Soft tissue sarcomas (STS) are a highly heterogeneous group of rare malignant solid tumors. Non-rhabdomyosarcoma soft tissue sarcomas (NRSTS) comprise all STS except rhabdomyosarcoma. In patients with advanced local or metastatic disease, autologous hematopoietic stem cell transplantation (HSCT) applied after high-dose chemotherapy (HDCT) is a planned rescue therapy for HDCT-related severe hematologic toxicity. The rationale for this update is to determine whether any randomized controlled trials (RCTs) have been conducted and to clarify whether HDCT followed by autologous HSCT has a survival advantage.

To assess the effectiveness and safety of HDCT followed by autologous HSCT for all stages of non-rhabdomyosarcoma soft tissue sarcomas (NRSTS) in children and adults.

For this update we modified the search strategy to improve the precision and reduce the number of irrelevant hits. All studies included in the original review were considered for re-evaluation in the update. We searched the electronic databases CENTRAL (2012, Issue 11) in The Cochrane Library , MEDLINE and EMBASE (05 December 2012) from their inception using the newly developed search strategy. Online trials registers and reference lists of systematic reviews were searched.

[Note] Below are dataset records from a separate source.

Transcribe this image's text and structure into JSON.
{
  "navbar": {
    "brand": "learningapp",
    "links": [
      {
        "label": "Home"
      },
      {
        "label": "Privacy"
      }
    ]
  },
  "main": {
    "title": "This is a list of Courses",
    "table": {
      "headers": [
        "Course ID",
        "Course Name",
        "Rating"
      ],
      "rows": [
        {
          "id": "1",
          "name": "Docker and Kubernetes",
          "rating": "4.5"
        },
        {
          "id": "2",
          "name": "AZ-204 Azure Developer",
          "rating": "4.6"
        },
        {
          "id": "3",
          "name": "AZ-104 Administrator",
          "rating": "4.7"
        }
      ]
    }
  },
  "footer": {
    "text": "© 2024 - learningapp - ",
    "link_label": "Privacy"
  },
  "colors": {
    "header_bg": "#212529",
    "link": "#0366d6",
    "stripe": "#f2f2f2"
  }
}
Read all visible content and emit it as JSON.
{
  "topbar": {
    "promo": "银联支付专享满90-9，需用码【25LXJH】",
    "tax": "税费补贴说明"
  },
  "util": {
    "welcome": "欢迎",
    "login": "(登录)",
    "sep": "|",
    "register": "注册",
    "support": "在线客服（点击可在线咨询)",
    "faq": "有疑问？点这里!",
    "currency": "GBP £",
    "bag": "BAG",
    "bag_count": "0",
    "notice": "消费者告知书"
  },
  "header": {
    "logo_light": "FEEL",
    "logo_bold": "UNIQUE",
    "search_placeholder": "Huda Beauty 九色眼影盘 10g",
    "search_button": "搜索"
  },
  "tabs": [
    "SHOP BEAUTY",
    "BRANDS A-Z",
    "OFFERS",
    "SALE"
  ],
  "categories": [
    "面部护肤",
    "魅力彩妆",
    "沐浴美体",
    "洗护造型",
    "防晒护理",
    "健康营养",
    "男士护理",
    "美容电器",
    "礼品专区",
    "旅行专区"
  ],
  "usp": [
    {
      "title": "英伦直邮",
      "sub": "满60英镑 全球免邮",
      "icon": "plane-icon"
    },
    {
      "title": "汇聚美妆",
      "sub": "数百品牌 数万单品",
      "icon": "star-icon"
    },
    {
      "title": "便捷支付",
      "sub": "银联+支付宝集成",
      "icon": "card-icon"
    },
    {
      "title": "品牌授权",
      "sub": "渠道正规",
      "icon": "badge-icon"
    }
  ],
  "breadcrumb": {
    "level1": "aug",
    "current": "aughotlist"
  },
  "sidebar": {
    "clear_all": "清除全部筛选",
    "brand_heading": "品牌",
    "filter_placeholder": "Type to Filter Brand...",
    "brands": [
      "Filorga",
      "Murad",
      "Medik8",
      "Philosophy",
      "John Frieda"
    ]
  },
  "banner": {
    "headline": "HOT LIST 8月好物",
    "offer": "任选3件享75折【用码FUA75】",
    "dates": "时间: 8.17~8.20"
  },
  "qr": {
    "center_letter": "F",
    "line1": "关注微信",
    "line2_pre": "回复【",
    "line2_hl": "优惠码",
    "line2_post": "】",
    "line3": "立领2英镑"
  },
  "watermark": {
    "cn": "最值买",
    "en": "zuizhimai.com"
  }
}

Terms representing STS and autologous HSCT were required in the title or abstract. In studies with aggregated data, participants with NRSTS and autologous HSCT had to constitute at least 80% of the data. Single-arm studies were included in addition to studies with a control arm because the number of comparative studies was expected to be very low.

Two review authors independently extracted study data. Some studies identified in the original review were re-examined and found not to meet the inclusion criteria and were excluded in this update. For studies with no comparator group, we synthesized the results for studies reporting aggregate data and conducted a pooled analysis of individual participant data using the Kaplan-Meyer method. The primary outcomes were overall survival (OS) and treatment-related mortality (TRM).

The selection process was carried out from the start of the search dates for the update. We included 57 studies, from 260 full text articles screened, reporting on 275 participants that were allocated to HDCT followed by autologous HSCT. All studies were not comparable due to various subtypes. We identified a single comparative study, an RCT comparing HDCT followed by autologous HSCT versus standard chemotherapy (SDCT). The overall survival (OS) at three years was 32.7% versus 49.4% with a hazard ratio (HR) of 1.26 (95% confidence interval (CI) 0.70 to 2.29, P value 0.44) and thus not significantly different between the treatment groups. In a subgroup of patients that had a complete response before treatment, OS was higher in both treatment groups and OS at three years was 42.8% versus 83.9% with a HR of 2.92 (95% CI 1.1 to 7.6, P value 0.028) and thus was statistically significantly better in the SDCT group. We did not identify any other comparative studies. We included six single-arm studies reporting aggregate data of cases; three reported the OS at two years as 20%, 48%, and 51.4%. One other study reported the OS at three years as 40% and one further study reported a median OS of 13 months (range 3 to 19 months). In two of the single-arm studies with aggregate data, subgroup analysis showed a better OS in patients with versus without a complete response before treatment. In a survival analysis of pooled individual data of 80 participants, OS at two years was estimated as 50.6% (95% CI 38.7 to 62.5) and at three years as 36.7% (95% CI 24.4 to 49.0). Data on TRM, secondary neoplasia and severe toxicity grade 3 to 4 after transplantation were sparse. The one included RCT had a low risk of bias and the remaining 56 studies had a high risk of bias.

A single RCT with a low risk of bias shows that OS after HDCT followed by autologous HSCT is not statistically significantly different from standard-dose chemotherapy. Therefore, HDCT followed by autologous HSCT for patients with NRSTS may not improve the survival of patients and should only be used within controlled trials if ever considered.